2015 was, in many ways, the year of the personal essay. No longer confined to the more restrictive real estate of newspaper op-ed pages, first-person accounts have found new and fertile ground online. Mistakenly derided by some as being soft or indulgent, the personal essay—when done well—remains an underrated journalistic art form. Whether confessional or probing, indignant or prescriptive, such writing is powerful precisely because it hits so close to home.
The Ideas section of Quartz has published many, many accounts over the past 12 months, making a top 10 list essentially impossible. Here, in no particular order, are some of the pieces that resonated the most with us this year.
Cancer isn’t simply a disease, it’s a thief, stealing away precious life moments and sometimes even pieces of yourself. As Lauren Brown explains, the trauma of a cancer diagnosis doesn’t hit you all at once—it is a rolling, palpable wave of emotion that follows you for your entire life. All you can do is survive.
When Maureen Shaw was a young woman, she promised herself that if she ever found the man who raped her, she would confront him. The consequences of that interaction, years after the fact, were as complicated as they were restorative.
As mass shootings continue to devastate the US, the idea that mental illness goes hand in hand with violence has become something of a cliché. Sarah Fader reminds us of the dangers of this myth, which has done little to dull the violence while unnecessarily stigmatizing those living with mental illnesses.
In a previous life, Helena Bala worked as a lawyer and Washington, DC lobbyist. But for the past year, she has been doing more listening then talking, allowing strangers to share their stories in a life-affirming testament to the breadth and depth of humanity.
With so much at for the world’s approximately 30 million Western Muslims, Haroon Moghul undertakes an ambitious task: To create an outline for what the next generation of Muslims can do to ensure their community and their heritage survives.
Millions around the world watched in horror as a 7.8 magnitude earthquake decimated Nepal in April. Working at the foot of Mount Everest, Svati Narula was able to escape the disaster zone physically unharmed—but months later the emotional wounds remain raw.
Even the most successful among us struggle to feel worthy of acclaim. Akhil Sharma plumbs the depths of this shame as he contrasts newfound professional achievements with a painful family history.
A bastion of capitalism and entrepreneurship, Sillicon Valley is the envy of the world’s business elite. But as Palo Alto parent Julie Lythcott-Haims describes, the culture of overachievement and excellence at any cost is wreaking havoc on the regions young people.
Growing up in suburban Georgia, Vivian Giang longed for food that would help her fit in with her white peers. But a decade of life experience has gifted her with a renewed love for the same smelly, savory dishes that once filled her with so much shame.

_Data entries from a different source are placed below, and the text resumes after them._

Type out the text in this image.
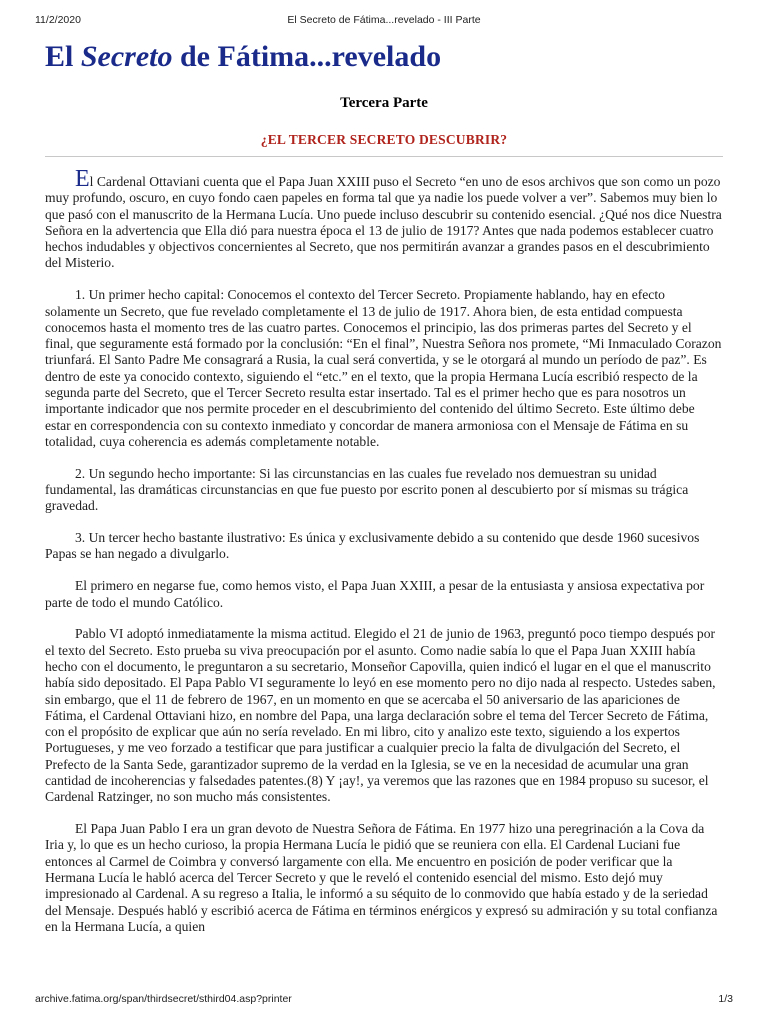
11/2/2020	El Secreto de Fátima...revelado - III Parte
El Secreto de Fátima...revelado
Tercera Parte
¿EL TERCER SECRETO DESCUBRIR?

El Cardenal Ottaviani cuenta que el Papa Juan XXIII puso el Secreto “en uno de esos archivos que son como un pozo muy profundo, oscuro, en cuyo fondo caen papeles en forma tal que ya nadie los puede volver a ver”. Sabemos muy bien lo que pasó con el manuscrito de la Hermana Lucía. Uno puede incluso descubrir su contenido esencial. ¿Qué nos dice Nuestra Señora en la advertencia que Ella dió para nuestra época el 13 de julio de 1917? Antes que nada podemos establecer cuatro hechos indudables y objectivos concernientes al Secreto, que nos permitirán avanzar a grandes pasos en el descubrimiento del Misterio.

1. Un primer hecho capital: Conocemos el contexto del Tercer Secreto. Propiamente hablando, hay en efecto solamente un Secreto, que fue revelado completamente el 13 de julio de 1917. Ahora bien, de esta entidad compuesta conocemos hasta el momento tres de las cuatro partes. Conocemos el principio, las dos primeras partes del Secreto y el final, que seguramente está formado por la conclusión: “En el final”, Nuestra Señora nos promete, “Mi Inmaculado Corazon triunfará. El Santo Padre Me consagrará a Rusia, la cual será convertida, y se le otorgará al mundo un período de paz”. Es dentro de este ya conocido contexto, siguiendo el “etc.” en el texto, que la propia Hermana Lucía escribió respecto de la segunda parte del Secreto, que el Tercer Secreto resulta estar insertado. Tal es el primer hecho que es para nosotros un importante indicador que nos permite proceder en el descubrimiento del contenido del último Secreto. Este último debe estar en correspondencia con su contexto inmediato y concordar de manera armoniosa con el Mensaje de Fátima en su totalidad, cuya coherencia es además completamente notable.

2. Un segundo hecho importante: Si las circunstancias en las cuales fue revelado nos demuestran su unidad fundamental, las dramáticas circunstancias en que fue puesto por escrito ponen al descubierto por sí mismas su trágica gravedad.

3. Un tercer hecho bastante ilustrativo: Es única y exclusivamente debido a su contenido que desde 1960 sucesivos Papas se han negado a divulgarlo.

El primero en negarse fue, como hemos visto, el Papa Juan XXIII, a pesar de la entusiasta y ansiosa expectativa por parte de todo el mundo Católico.

Pablo VI adoptó inmediatamente la misma actitud. Elegido el 21 de junio de 1963, preguntó poco tiempo después por el texto del Secreto. Esto prueba su viva preocupación por el asunto. Como nadie sabía lo que el Papa Juan XXIII había hecho con el documento, le preguntaron a su secretario, Monseñor Capovilla, quien indicó el lugar en el que el manuscrito había sido depositado. El Papa Pablo VI seguramente lo leyó en ese momento pero no dijo nada al respecto. Ustedes saben, sin embargo, que el 11 de febrero de 1967, en un momento en que se acercaba el 50 aniversario de las apariciones de Fátima, el Cardenal Ottaviani hizo, en nombre del Papa, una larga declaración sobre el tema del Tercer Secreto de Fátima, con el propósito de explicar que aún no sería revelado. En mi libro, cito y analizo este texto, siguiendo a los expertos Portugueses, y me veo forzado a testificar que para justificar a cualquier precio la falta de divulgación del Secreto, el Prefecto de la Santa Sede, garantizador supremo de la verdad en la Iglesia, se ve en la necesidad de acumular una gran cantidad de incoherencias y falsedades patentes.(8) Y ¡ay!, ya veremos que las razones que en 1984 propuso su sucesor, el Cardenal Ratzinger, no son mucho más consistentes.

El Papa Juan Pablo I era un gran devoto de Nuestra Señora de Fátima. En 1977 hizo una peregrinación a la Cova da Iria y, lo que es un hecho curioso, la propia Hermana Lucía le pidió que se reuniera con ella. El Cardenal Luciani fue entonces al Carmel de Coimbra y conversó largamente con ella. Me encuentro en posición de poder verificar que la Hermana Lucía le habló acerca del Tercer Secreto y que le reveló el contenido esencial del mismo. Esto dejó muy impresionado al Cardenal. A su regreso a Italia, le informó a su séquito de lo conmovido que había estado y de la seriedad del Mensaje. Después habló y escribió acerca de Fátima en términos enérgicos y expresó su admiración y su total confianza en la Hermana Lucía, a quien

archive.fatima.org/span/thirdsecret/sthird04.asp?printer	1/3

The shooting death of Walter Scott, an unarmed black man, at the hands of a white police officer proved to a catalyst for 2015’s anti-black racism movement. Melvin Backman grew up near the place where Scott took his final steps, a reminder that for many Americans this kind of brutal violence strikes at the very heart of our notion of home.
The proud sone of lesbian moms, Zach Wahls meditates on parenting, childhood and the kind of dad he hopes to one day become. Because when it comes to defining the “traditional American family,” gender should be the least of our concerns.
How do you eulogize a fast food chain that is not quite dead, definitely scorned, and yet was once so closely tied to the American Dream? A former McDonald’s employee himself, Paul Smalera reflects on his own contradictory memories of the iconic fast food chain.
One of the major business stories of 2015, a New York Times investigation into the allegedly oppressive workplace culture at Amazon drew praise and criticism in equal measure. The wife of a former Amazonian, Beth Anderson offers an emotional first-person look at the way bad management practices reverberate at home.
The internet of things, the rise of social media and innovations in mobile technology have made it so that we never have to be unplugged? But is all this buzzy hyperawareness of our surroundings making us more social (or happy)? Jake Flanagin would argue not necessarily.
In 2015, the wage gap for women shows no signs of going away. In the face of such a complex societal problem, women and minorities need to band together when it comes to salary negotiations, urges Meredith Bennett-Smith. Forget the social mores of generations past that required salary secrecy, transparency has the potential to lift everyone up, together.